Torna sotto i riflettori il movimento politico voluto da Bagarella “Sicilia Libera”
di Lorenzo Baldo
“Piddu Madonia mi disse di votare per Berlusconi che stava cercando di fare qualcosa per far chiudere Pianosa e l’Asinara e far alleggerire il 41bis. Era il periodo delle votazioni, io dissi ad amici e parenti di votare Forza Italia. Madonia mi diceva che la sofferenza non sarebbe durata tanto e che se avesse vinto Forza Italia avrebbero fatto chiudere Pianosa e l’Asinara, avrebbero alleggerito il 41bis e sarebbero intervenuti sulla legge sui collaboratori”. E’ l’ex stiddaro del ragusano, Angelo Cappello, a parlare in videoconferenza al processo sulla Trattativa. Per alcuni mesi del ’94 era stato detenuto nel carcere di Siracusa nella stessa cella assieme al rappresentante provinciale di Cosa Nostra per Caltanissetta, nonchè componente della “commissione regionale” (condannato tra l’altro all’ergastolo per la strage di Capaci) Giuseppe “Piddu” Madonia. Che gli avrebbe rivolto queste confidenze su Berlusconi e Forza Italia. Il pentito Cappello racconta che ad ottobre ’92, dopo il suo arresto, per un primo periodo era stato detenuto a Ragusa e dopo alcuni spostamenti in altre carceri era stato trasferito al supercarcere di Pianosa in pieno 41bis. “A Pianosa la detenzione era molto dura – racconta il pentito –. Eravamo messi tutti assieme, mi vedevo con palermitani, napoletani, calabresi”. Tra i sodali palermitani con i quali aveva avuto rapporti c’erano i boss: Antonino Troia, Gioacchino La Barbera, Salvatore Montalto, Antonio Troia, Giuseppe Maria Di Giacomo e il nipote di Totò Riina, Francesco Grizzaffi. Quest’ultimo, a detta di Cappello, durante l’estate del ’93 aveva raccolto le sue lamentele per essere stato schiaffeggiato da una guardia carceraria. “Grizzaffi mi disse di non preoccuparmi che Pianosa e l’Asinara sarebbero state chiuse e che il 41bis sarebbe stato alleggerito. Tutto questo sarebbe avvenuto grazie a un personaggio, a un ‘dottore’… il nome non me lo fece e io non glielo chiesi”. In aula la difesa di Dell’Utri lamenta che il nome “Berlusconi” sarebbe uscito solamente in questo contesto e non prima. Di fatto nei verbali riassuntivi il riferimento esplicito è quello di sostenere Forza Italia per ottenere quei benefici tanto agognati per i detenuti. Al di là del riscontro da espletare sui verbali integrali restano le dichiarazioni di un collaboratore di giustizia che non fanno altro che avallare le precedenti affermazioni di chi ha affrontato questi temi prima di lui.

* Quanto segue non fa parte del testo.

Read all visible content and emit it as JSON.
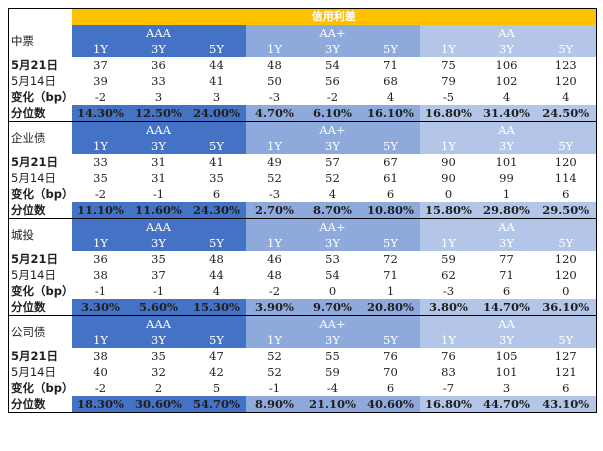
{
  "title": "信用利差",
  "grades": [
    "AAA",
    "AA+",
    "AA"
  ],
  "tenors": [
    "1Y",
    "3Y",
    "5Y",
    "1Y",
    "3Y",
    "5Y",
    "1Y",
    "3Y",
    "5Y"
  ],
  "sections": [
    {
      "name": "中票",
      "rows": [
        {
          "label": "5月21日",
          "values": [
            "37",
            "36",
            "44",
            "48",
            "54",
            "71",
            "75",
            "106",
            "123"
          ]
        },
        {
          "label": "5月14日",
          "values": [
            "39",
            "33",
            "41",
            "50",
            "56",
            "68",
            "79",
            "102",
            "120"
          ]
        },
        {
          "label": "变化（bp）",
          "values": [
            "-2",
            "3",
            "3",
            "-3",
            "-2",
            "4",
            "-5",
            "4",
            "4"
          ]
        },
        {
          "label": "分位数",
          "values": [
            "14.30%",
            "12.50%",
            "24.00%",
            "4.70%",
            "6.10%",
            "16.10%",
            "16.80%",
            "31.40%",
            "24.50%"
          ]
        }
      ]
    },
    {
      "name": "企业债",
      "rows": [
        {
          "label": "5月21日",
          "values": [
            "33",
            "31",
            "41",
            "49",
            "57",
            "67",
            "90",
            "101",
            "120"
          ]
        },
        {
          "label": "5月14日",
          "values": [
            "35",
            "31",
            "35",
            "52",
            "52",
            "61",
            "90",
            "99",
            "114"
          ]
        },
        {
          "label": "变化（bp）",
          "values": [
            "-2",
            "-1",
            "6",
            "-3",
            "4",
            "6",
            "0",
            "1",
            "6"
          ]
        },
        {
          "label": "分位数",
          "values": [
            "11.10%",
            "11.60%",
            "24.30%",
            "2.70%",
            "8.70%",
            "10.80%",
            "15.80%",
            "29.80%",
            "29.50%"
          ]
        }
      ]
    },
    {
      "name": "城投",
      "rows": [
        {
          "label": "5月21日",
          "values": [
            "36",
            "35",
            "48",
            "46",
            "53",
            "72",
            "59",
            "77",
            "120"
          ]
        },
        {
          "label": "5月14日",
          "values": [
            "38",
            "37",
            "44",
            "48",
            "54",
            "71",
            "62",
            "71",
            "120"
          ]
        },
        {
          "label": "变化（bp）",
          "values": [
            "-1",
            "-1",
            "4",
            "-2",
            "0",
            "1",
            "-3",
            "6",
            "0"
          ]
        },
        {
          "label": "分位数",
          "values": [
            "3.30%",
            "5.60%",
            "15.30%",
            "3.90%",
            "9.70%",
            "20.80%",
            "3.80%",
            "14.70%",
            "36.10%"
          ]
        }
      ]
    },
    {
      "name": "公司债",
      "rows": [
        {
          "label": "5月21日",
          "values": [
            "38",
            "35",
            "47",
            "52",
            "55",
            "76",
            "76",
            "105",
            "127"
          ]
        },
        {
          "label": "5月14日",
          "values": [
            "40",
            "32",
            "42",
            "52",
            "59",
            "70",
            "83",
            "101",
            "121"
          ]
        },
        {
          "label": "变化（bp）",
          "values": [
            "-2",
            "2",
            "5",
            "-1",
            "-4",
            "6",
            "-7",
            "3",
            "6"
          ]
        },
        {
          "label": "分位数",
          "values": [
            "18.30%",
            "30.60%",
            "54.70%",
            "8.90%",
            "21.10%",
            "40.60%",
            "16.80%",
            "44.70%",
            "43.10%"
          ]
        }
      ]
    }
  ],
  "colors": {
    "title_bg": "#ffc000",
    "aaa_header": "#4472c4",
    "aaplus_header": "#8ea9db",
    "aa_header": "#b4c6e7"
  }
}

L’epopea di “Sicilia Libera”
Con l’audizione del funzionario della Dia, Giuseppe Fonti, si è tornati a parlare del movimento politico “Sicilia Libera”, espressamente voluto dal boss di Cosa Nostra Leoluca Bagarella. Di fatto nell’autunno del ’93 l’ex imprenditore di Brancaccio legato a Cosa Nostra, Tullio Cannella, su indicazioni di Bagarella, aveva contribuito alla nascita di questo movimento autonomista durato pochissimi mesi e poi scioltosi in coincidenza con la nascita di Forza Italia. “Sicilia Libera”, però, non può essere etichettata unicamente come il risultato della decisione solitaria di un boss di Cosa Nostra. Così come ha ricordato l’ex pm Antonio Ingroia in una recente intervista in quel periodo storico “si costituivano delle leghe meridionali che avevano come punti di riferimento Licio Gelli e Stefano Delle Chiaie, cioè la P2 e la destra eversiva a loro volta collegati a pezzi della criminalità organizzata italiana”. Nell’indagine denominata “Sistemi Criminali” (condotta dai pm Scarpinato, Gozzo, Lo Forte e lo stesso Ingroia) si ipotizzò che con quelle leghe si sarebbe potuto arrivare ad “un vero proprio progetto di golpe”. Che non si è mai realizzato, ma che probabilmente è “confluito” in quella trattativa “politica” tra Stato e mafia sulla quale oggi si tenta di fare luce.
Prossima udienza giovedì 1° ottobre.